The Pipeline
How Kestrel Sees Your Photos.
Project Kestrel doesn't just "guess" which photos are good. It follows a multi-stage machine learning pipeline to decompose your photography into objective data.
Phase 1
Intelligent Scene Grouping
Kestrel compares your images with each other to identify high-speed bursts and groups them into scenes. By grouping these into scenes, you can compare nearly identical frames against each other using Kestrel's quality algorithms.
Phase 2
Subject Detection & Masking
Using a specialized object detection model, Kestrel identifies birds within the frame. It then creates precise masks around the subjects, ensuring that background detail never influences the quality score.
Phase 3
Objective Quality Analysis
Kestrel's machine learning model is trained to take into account noise, motion blur, and sharpness to create a normalized quality score that can accurately differentiate between each frame in a scene.
Phase 4
Species Classification (Beta)
Kestrel automatically tags your photos by species and family.

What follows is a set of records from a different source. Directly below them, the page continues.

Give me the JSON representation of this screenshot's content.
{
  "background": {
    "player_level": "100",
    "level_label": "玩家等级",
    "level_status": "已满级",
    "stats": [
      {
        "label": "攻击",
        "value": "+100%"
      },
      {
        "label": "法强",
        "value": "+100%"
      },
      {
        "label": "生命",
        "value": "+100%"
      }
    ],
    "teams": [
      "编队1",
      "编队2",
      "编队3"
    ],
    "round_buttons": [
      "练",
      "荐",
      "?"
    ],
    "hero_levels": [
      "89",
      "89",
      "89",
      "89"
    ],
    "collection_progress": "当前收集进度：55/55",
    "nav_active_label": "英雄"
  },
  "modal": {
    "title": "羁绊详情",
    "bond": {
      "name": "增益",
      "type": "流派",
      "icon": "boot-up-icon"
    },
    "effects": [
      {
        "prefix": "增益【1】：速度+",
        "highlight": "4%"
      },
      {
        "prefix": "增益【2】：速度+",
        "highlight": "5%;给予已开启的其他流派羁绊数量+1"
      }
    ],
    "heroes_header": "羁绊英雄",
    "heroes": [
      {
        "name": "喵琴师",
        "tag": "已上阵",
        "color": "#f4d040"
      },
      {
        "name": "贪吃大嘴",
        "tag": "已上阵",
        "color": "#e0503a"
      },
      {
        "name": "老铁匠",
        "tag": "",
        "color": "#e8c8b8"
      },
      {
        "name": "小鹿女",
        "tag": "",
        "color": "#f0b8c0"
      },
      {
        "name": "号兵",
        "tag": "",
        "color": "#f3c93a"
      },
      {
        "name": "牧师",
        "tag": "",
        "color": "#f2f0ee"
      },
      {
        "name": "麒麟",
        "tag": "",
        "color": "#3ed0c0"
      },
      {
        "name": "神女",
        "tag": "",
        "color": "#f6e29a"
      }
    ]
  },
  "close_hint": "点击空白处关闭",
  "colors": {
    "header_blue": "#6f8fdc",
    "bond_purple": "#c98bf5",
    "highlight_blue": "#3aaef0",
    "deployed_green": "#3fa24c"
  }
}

This powerful metadata allows you to search through tens of thousands of photos instantly to re-discover your favorite birding memories.
Design Philosophy
Computers can never replace artistic vision.
Project Kestrel is built on the belief that AI should be a cofactor, not a replacement. Kestrel handles the "boring" parts—calculating sharpness and grouping bursts—so you can focus on the artistic decisions: composition, lighting, and story.
100% Local. 100% Yours. All models run on your CPU/GPU. No images are ever sent to a server.